Betriebsversammlungen: Sind Betriebsversammlung durch die Corona-Krise nicht möglich, liegt kein Pflichtverstoß eines Betriebsrats vor. Die Kolleginnen und Kollegen sollten dann auf anderem Weg über aktuelle Gegebenheiten informiert werden.

Wirksam handeln: Eine gute Lösung zur Herstellung von Rechtssicherheit ist eine rechtsverbindliche und unwiderrufliche Erklärung des Arbeitgebers, dass er Betriebsratsbeschlüsse, die in der Zeit des Corona-Notstands gefasst wurden, nicht aus formalen Gründen anfechten oder gerichtlich prüfen lassen wird. Gleiches gilt für fristgebundene Beschlüsse, bei denen Zeitauflauf Zustimmung bedeuten würde. Diese Erklärung sollte auch nachträgliche Beschlussfassungen beinhalten, um Notfallentscheidungen später in einer regulären Sitzung zu bekräftigen. Zum persönlichen Schutz der Betriebsratsmitglieder sollte diese Erklärung zudem einen Verzicht auf Maßnahmen nach § 23 Abs. 1 BetrVG enthalten, die sich auf einschlägige Betriebsratsaktivitäten in der Corona-Phase beziehen. Außerdem ist ein Passus sinnvoll, dass dieses besondere Verfahren danach ersatzlos entfällt.

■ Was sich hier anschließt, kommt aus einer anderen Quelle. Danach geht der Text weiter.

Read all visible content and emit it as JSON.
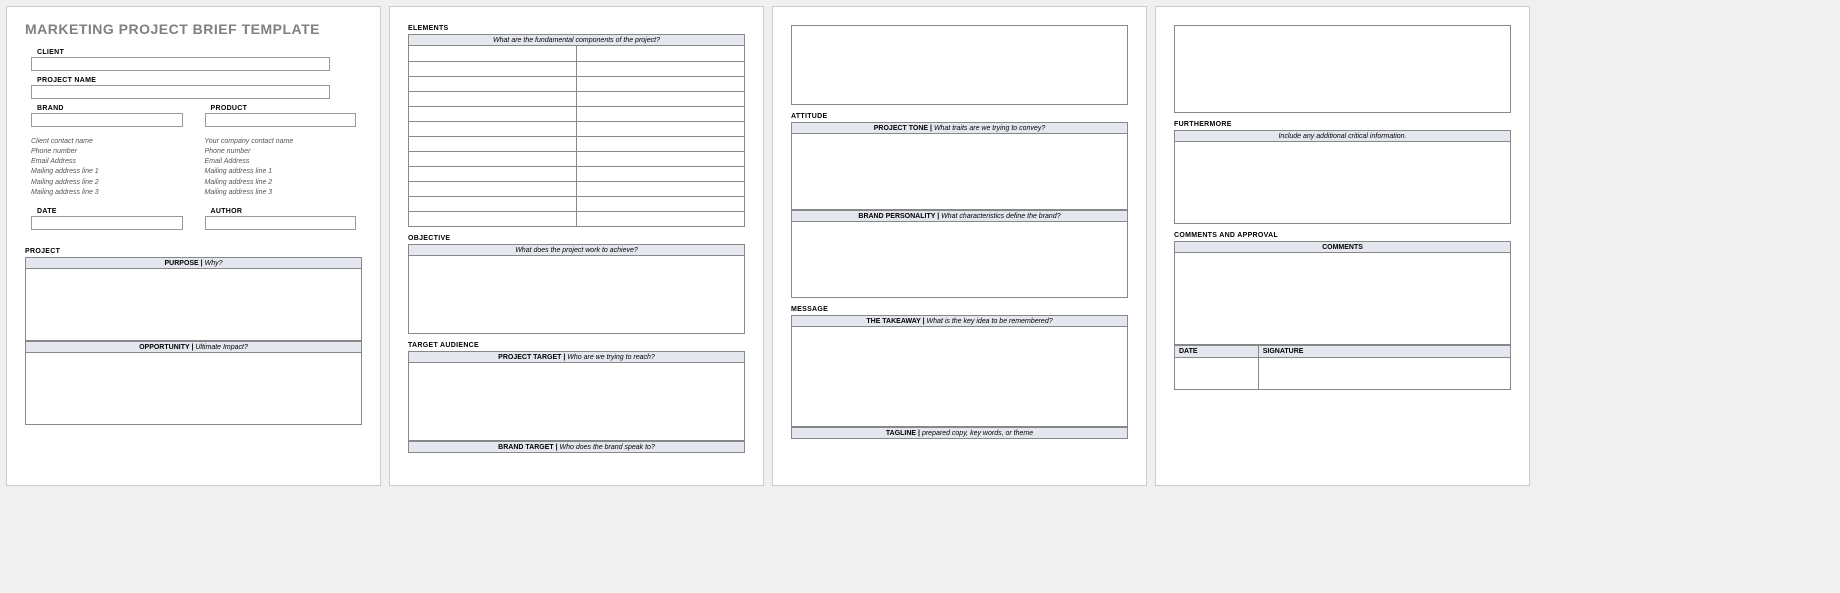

Diese Erklärung können Arbeitgeber sehr schnell abgeben. Sind sie dazu nicht bereit, kommt eine freiwillige Betriebsvereinbarung mit entsprechenden Inhalten in Betracht. Deren rechtskonformer Abschluss dauert aber länger und setzt die Durchführung einer Präsenzsitzung voraus, um auf der juristisch sicheren Seite zu sein.